1 = Il ne faut pas confondre cette phase réellement électorale de celle qui précède : celle dans laquelle les
deux grands partis choisissent leurs candidats, c’est-à-dire « les primaires », qui ne concernent que les
personnes qui sont membres d’un parti ou de l’autre.
On notera que le Président est suppléé par un ou un vice-président(e). Il est également épaulé d’un
cabinet (composé de secrétaires d’État), dont la ressemblance avec le gouvernement du régime
parlementaire ne doit pas tromper (ils ne sont pas issus du Congrès, ne sont pas forcément des «
politiques », mais sont recrutés en fonction de leur compétence technique sur un domaine donné).
Ils ne sont pas collectivement responsables (le Président, de toute façon, prend ses décisions seul).
Le Congrès est bicaméral et composé de la Chambre des représentants d’une part (élue pour deux
ans au scrutin majoritaire à un tour) et du Sénat (élu pour six ans, renouvelable par tiers tous les
deux ans).
Quant à la Cour Suprême, elle est composée de 9 membres nommés à vie par le Président américain
après accord du Sénat (ce qui les rend complètement indépendants). Les États-Unis étant une
fédération, il fallait un organe capable d’arbitrer les conflits de compétences entre les États fédérés
et la fédération ou entre États fédérés. Elle juge les domaines (de la fédération) sur lesquels elle a
une compétence exclusive et juge également en appel des États fédérés.
Les institutions sont strictement séparées, on l’a vu. Mais les fonctions sont partagées : elles
s’interpénètrent, dans la mesure où chacun a les moyens d’interférer, voire de paralyser les
fonctions de l’autre.
Concernant l’élaboration des lois, la fonction législative donc, elle appartient au Congrès en
principe. Mais elle se fait en pratique sous le contrôle du Président et de la Cour Suprême.
L’initiative appartient au Congrès, mais le Président, qui lui adresse des messages accompagnés de
projets de loi, est en réalité le moteur de la politique législative. À l’inverse, les deux chambres (les
représentants dans leurs commission, les sénateurs où le temps de parole est illimité) peuvent
freiner les velléités législatives du Président. À la fin de la procédure, un Président mécontent peut
en cours de session user du droit de veto (veto surmontable à la majorité des 2/3 du congrès, c’est
beaucoup) et au terme de la session du veto « de poche » (qui permet de reporter le texte à la
session suivante). De toute façon, il est fréquent qu’il soit en situation de cohabitation (on vote sans
arrêt, et les alternances sont fréquentes : dans ce cas, il négocie avec des membres du Congrès
l’obtention des voix qui lui manquent pour mener sa politique.
Au final, les institutions américaines bénéficient d’une indépendance réciproque. Le président n’est
pas responsable (sauf pénalement) ; le Congrès ne peut être dissout ; la CS est indépendante (juges
nommés à vie).
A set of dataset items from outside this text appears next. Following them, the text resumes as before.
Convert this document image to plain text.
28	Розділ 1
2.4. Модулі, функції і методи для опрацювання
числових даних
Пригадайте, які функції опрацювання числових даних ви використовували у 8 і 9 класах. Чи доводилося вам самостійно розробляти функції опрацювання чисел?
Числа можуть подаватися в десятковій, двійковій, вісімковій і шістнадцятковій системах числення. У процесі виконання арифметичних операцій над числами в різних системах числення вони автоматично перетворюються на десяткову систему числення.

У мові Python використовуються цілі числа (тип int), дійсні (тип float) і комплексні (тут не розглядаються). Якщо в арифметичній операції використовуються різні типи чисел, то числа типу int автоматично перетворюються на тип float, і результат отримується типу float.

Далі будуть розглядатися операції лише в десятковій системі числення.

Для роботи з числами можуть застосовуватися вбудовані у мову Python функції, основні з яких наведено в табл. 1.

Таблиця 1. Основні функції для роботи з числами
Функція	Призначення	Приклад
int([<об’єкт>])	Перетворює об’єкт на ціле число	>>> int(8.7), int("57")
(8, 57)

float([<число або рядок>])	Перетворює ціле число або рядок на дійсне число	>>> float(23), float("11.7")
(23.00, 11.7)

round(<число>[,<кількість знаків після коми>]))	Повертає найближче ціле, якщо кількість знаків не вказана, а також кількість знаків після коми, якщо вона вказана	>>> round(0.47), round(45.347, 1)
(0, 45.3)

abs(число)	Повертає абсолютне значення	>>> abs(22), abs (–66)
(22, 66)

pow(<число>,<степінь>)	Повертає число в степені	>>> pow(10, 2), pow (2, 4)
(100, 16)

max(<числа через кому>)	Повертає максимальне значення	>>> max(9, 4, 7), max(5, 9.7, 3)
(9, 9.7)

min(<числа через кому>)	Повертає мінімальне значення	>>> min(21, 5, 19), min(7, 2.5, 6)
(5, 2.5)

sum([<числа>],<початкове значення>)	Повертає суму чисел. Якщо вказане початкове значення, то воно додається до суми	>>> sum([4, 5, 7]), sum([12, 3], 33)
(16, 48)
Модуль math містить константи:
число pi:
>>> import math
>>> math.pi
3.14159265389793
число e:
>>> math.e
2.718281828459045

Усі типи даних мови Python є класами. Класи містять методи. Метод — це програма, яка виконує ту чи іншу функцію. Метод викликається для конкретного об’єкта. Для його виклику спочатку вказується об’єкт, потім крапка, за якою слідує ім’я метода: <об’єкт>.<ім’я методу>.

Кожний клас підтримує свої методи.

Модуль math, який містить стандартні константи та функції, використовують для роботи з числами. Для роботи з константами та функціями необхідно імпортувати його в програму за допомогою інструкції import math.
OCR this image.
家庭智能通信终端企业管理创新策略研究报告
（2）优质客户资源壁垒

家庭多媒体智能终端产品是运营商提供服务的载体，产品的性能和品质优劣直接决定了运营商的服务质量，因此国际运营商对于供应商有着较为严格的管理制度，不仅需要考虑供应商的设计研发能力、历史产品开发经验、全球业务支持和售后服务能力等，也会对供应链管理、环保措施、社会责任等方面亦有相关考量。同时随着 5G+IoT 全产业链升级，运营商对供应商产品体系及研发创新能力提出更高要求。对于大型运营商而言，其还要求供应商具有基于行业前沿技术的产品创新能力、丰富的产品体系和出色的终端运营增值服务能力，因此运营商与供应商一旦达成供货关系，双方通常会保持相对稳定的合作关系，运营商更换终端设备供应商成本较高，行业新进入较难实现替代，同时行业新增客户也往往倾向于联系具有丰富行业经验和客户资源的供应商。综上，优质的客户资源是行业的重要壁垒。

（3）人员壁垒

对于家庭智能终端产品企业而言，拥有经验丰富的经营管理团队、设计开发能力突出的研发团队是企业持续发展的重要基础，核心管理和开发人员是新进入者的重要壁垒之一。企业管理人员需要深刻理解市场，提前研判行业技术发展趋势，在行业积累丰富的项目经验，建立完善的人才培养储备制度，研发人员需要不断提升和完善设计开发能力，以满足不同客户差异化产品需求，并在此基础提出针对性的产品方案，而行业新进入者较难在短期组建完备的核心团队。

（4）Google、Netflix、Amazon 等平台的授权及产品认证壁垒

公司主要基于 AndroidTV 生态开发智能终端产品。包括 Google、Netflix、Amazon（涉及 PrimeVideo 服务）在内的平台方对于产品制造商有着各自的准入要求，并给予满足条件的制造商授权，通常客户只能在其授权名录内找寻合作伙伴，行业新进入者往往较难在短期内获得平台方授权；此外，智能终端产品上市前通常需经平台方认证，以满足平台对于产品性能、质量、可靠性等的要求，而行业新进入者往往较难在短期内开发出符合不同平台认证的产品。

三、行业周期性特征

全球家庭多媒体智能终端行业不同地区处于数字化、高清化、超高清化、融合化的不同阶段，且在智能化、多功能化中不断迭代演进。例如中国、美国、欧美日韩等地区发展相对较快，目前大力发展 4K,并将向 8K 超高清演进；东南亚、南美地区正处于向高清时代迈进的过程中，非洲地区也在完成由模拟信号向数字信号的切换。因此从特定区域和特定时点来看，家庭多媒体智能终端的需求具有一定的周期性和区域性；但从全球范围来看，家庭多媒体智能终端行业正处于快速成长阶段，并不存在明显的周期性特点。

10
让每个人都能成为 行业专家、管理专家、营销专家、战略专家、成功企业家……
Ce système présente un risque élevé de conflits, car il peut se bloquer sans aucun
mécanisme institutionnel de déblocage. Pourtant, aux États-Unis, cela ne se produit pas (le système
fonctionne depuis 1787). Cela tient d’abord à la structuration politique du pays : un bipartisme
(deux partis dominent), mais dans lequel la discipline de vote n’est pas une règle absolue, où le
Président ne peut donc pas compter sur sa majorité de façons absolue. Il s’agit d’un pays dans
lequel la presse et l’opinion publique occupent une place centrale.
Cela tient ensuite à une certaine prépondérance présidentielle qui permet d’éviter les blocages. Les
Américains considèrent que le Président doit avoir les pouvoirs que nécessitent ses responsabilités
(théorie des pouvoirs inhérents ou « implied powers »). Il est le législateur en chef, qui dispose du
veto, peut ne pas ordonner des dépenses votées par le congrès contre sa volonté, peut négocier des
accords en forme simplifiée, et il dirige les armées. Tout fait de lui le meneur du régime.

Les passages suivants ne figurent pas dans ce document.